A.H. : Selon vous, quel est le principal défaut de cette proposition de loi sur le climat ?
C.C. : Le point le plus décevant de cette loi sur le climat est qu’elle nous condamne à limiter nos ambitions en matière de réduction des émissions pendant au moins une décennie, le mécanisme devant permettre à la Commission de revoir à la hausse ces objectifs tous les 5 ans ne prenant effet qu’à compter de 2030. Par ailleurs, les objectifs climatiques proposés ne tiennent pas compte des dernières données scientifiques disponibles, lesquelles indiquent que l’UE doit atteindre la neutralité climatique d’ici 2040 au plus tard et porter son objectif pour 2030 à 65 % d’émissions en moins par rapport à 1990 (les articles 2 et 3 ne prévoient qu’une réduction à hauteur de 50-55 %). Il est également inquiétant de voir que le texte prévoit de donner à la Commission la possibilité de modifier la trajectoire entre 2030 et 2050 par le biais d’actes délégués tous les 5 ans.
A.H. : Au-delà des mots, il faudrait que la loi sur le climat entérine les principes de résilience et de participation locales, et insiste sur l’importance des politiques de sobriété énergétique et sur le rôle clef (et non optionnel) des plateformes de dialogue multi-niveaux. Qu’en pensez-vous ?
C.C. : Je pense que des investissements et un soutien au niveau régional sont nécessaires à court terme pour assurer notre neutralité climatique. Les régions et les villes doivent donc être parties prenantes dans ce dialogue ; concentrer tous les efforts au niveau national ne suffit pas. D’excellentes initiatives, comme la Convention des Maires, entre autres, existent déjà, qui constituent de très bonnes plateformes pour promouvoir les échanges entre les différentes villes et régions, ainsi qu’avec les acteurs nationaux. La transition verte ne peut se faire sans leur soutien.
A.H. : Conformément au principe de « ne pas nuire », les collectivités locales et régionales devraient pouvoir compter sur un mécanisme juridique qui leur permette de signaler tout obstacle (souvent lié à des mesures ou législations nationales) rencontré dans la mise en œuvre de leurs stratégies en matière de neutralité climatique. Soutenez-vous la mise en place d’un tel dispositif de signalement ?
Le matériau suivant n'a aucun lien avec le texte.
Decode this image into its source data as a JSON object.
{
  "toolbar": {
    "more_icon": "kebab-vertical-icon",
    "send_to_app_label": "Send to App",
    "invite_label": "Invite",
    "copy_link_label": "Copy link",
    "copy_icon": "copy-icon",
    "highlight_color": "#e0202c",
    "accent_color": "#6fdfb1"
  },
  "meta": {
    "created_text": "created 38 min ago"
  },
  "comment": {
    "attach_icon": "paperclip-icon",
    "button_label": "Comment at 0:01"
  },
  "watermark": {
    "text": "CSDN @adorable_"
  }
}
C.C. : Je pense que les ambitions climatiques européennes et les objectifs nationaux pourraient être mieux alignés et que ces derniers devraient être déclinés au niveau régional. Idéalement, il ne devrait pas y avoir de différence dans les approches, mais nous savons que ce n’est pas le cas. Je soutiendrai bien sûr un tel mécanisme s’il contribue à la mise en place de programmes en faveur du climat, mais nous devons également veiller à ne pas ajouter au mille-feuille bureaucratique ou administratif.